多くの場合、サービスは「無料」とか「おまけ」、あるいは「接客」や「キャンペーン」のように捉えている企業が多いものです。言い方を変えると、「“サービス”は本業とは別物」という扱いがされているのです。明らかなサービス業ですら、このような状況です。
「サービスの定義」すら組織で共通に認識していない状況では、議論や活動が噛み合いません。ましてや成果や変化が生み出せないのは当然です。サービス改革の第一歩は、サービスの定義とその本質を理解するところから始まるのです。
また、「我が社はサービス業である」という意識を高めることで、サービス改革を推進する企業が増えています。それは、製造業であってもです。いまやすべての産業がサービス業化している中で、サービスとは何かを理解することは、欠かせません。
サービスは次のように定義します。
人や構造物が発揮する機能で、お客様の事前期待に適合するものをサービスという
私たちは普段、顧客に様々なことを提供していますが、それが無条件に全てサービスと呼んでもらえるわけではないのです。この中で“お客さまの事前期待に適合するものだけ”をサービスというのです。
裏を返すと、いくら私たちが良かれと思って顧客に提供したことであっても、お客さまの事前期待に適合していなければ、もはやサービスとは呼んでもらえないことになります。では、何と呼ぶのか?それは、「余計なお世話」や「迷惑行為」「無意味な行為」と呼ばれてしまうのです。実に残念ですよね。
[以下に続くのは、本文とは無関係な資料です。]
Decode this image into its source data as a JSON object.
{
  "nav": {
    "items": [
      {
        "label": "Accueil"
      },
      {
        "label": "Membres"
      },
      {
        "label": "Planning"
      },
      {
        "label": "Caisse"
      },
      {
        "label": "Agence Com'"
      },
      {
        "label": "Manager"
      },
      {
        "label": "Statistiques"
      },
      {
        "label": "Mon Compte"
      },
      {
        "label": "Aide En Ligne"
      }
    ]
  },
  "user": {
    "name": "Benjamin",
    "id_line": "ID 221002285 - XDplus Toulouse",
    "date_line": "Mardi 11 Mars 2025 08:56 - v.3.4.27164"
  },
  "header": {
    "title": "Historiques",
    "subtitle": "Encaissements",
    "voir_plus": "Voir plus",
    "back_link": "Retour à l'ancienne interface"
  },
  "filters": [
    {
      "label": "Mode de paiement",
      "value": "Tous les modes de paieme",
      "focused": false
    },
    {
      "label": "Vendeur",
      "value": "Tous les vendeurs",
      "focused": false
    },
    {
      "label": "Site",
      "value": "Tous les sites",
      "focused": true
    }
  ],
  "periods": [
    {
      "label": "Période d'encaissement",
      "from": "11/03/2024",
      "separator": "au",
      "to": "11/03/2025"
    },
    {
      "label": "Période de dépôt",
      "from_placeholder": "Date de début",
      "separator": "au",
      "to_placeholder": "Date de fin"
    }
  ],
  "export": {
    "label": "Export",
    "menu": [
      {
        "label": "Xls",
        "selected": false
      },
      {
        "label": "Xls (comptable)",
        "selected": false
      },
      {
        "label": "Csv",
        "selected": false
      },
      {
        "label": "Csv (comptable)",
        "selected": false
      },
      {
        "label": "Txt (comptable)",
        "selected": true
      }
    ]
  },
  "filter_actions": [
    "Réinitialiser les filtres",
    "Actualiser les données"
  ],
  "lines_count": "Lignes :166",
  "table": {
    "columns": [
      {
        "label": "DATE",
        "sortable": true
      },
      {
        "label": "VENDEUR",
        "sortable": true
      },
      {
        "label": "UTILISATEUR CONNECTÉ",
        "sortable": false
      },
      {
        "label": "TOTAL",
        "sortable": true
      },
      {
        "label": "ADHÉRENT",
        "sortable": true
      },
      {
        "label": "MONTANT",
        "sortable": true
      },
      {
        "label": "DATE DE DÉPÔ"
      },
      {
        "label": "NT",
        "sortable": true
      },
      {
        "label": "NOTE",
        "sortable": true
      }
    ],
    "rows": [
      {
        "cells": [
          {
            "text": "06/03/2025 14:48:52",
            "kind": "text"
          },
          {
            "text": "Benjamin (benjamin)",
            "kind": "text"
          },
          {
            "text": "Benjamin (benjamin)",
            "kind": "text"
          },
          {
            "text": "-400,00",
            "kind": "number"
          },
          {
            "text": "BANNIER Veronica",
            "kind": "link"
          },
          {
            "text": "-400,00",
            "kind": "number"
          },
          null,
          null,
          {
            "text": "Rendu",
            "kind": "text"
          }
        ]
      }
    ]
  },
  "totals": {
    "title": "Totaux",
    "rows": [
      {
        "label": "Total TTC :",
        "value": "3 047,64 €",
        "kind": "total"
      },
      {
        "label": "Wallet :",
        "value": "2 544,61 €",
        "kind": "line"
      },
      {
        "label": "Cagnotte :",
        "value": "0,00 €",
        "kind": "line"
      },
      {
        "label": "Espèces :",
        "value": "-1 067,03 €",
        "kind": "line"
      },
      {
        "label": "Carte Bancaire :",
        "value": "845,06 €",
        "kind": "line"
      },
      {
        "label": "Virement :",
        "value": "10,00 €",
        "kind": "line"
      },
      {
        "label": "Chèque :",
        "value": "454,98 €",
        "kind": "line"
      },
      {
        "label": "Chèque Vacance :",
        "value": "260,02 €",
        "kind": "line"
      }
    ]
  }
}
サービスを考える際に、つい「なにをやったらいいのか」「どんなサービスを開発したら良いのか」と打ち手ばかり考えがちです。しかしサービスの定義を理解すれば、打ち手を考える前に、「どういう事前期待に応えるべきなのか」を見定めなければならないと分かります。いくら「これだ!」と思った打ち手であっても、顧客の事前期待を捉えなければ、空振りに終わるのです。
みなさんのサービスは、どんな事前期待に応えるサービスですか?自社サービスを、事前期待で再定義してみることから、サービスの取り組みは始まるのです。
ありがとうございました。キーワードは「お客さまのどの事前期待に応えるか」ですよね。そこは忘れていません。
それなら大丈夫ですよ。
ランチのお店は谷口さんの事前期待とはまったく合わなくて残念でしたが、谷口さんたちのサービス改革の方は順調そうですね。安心しました。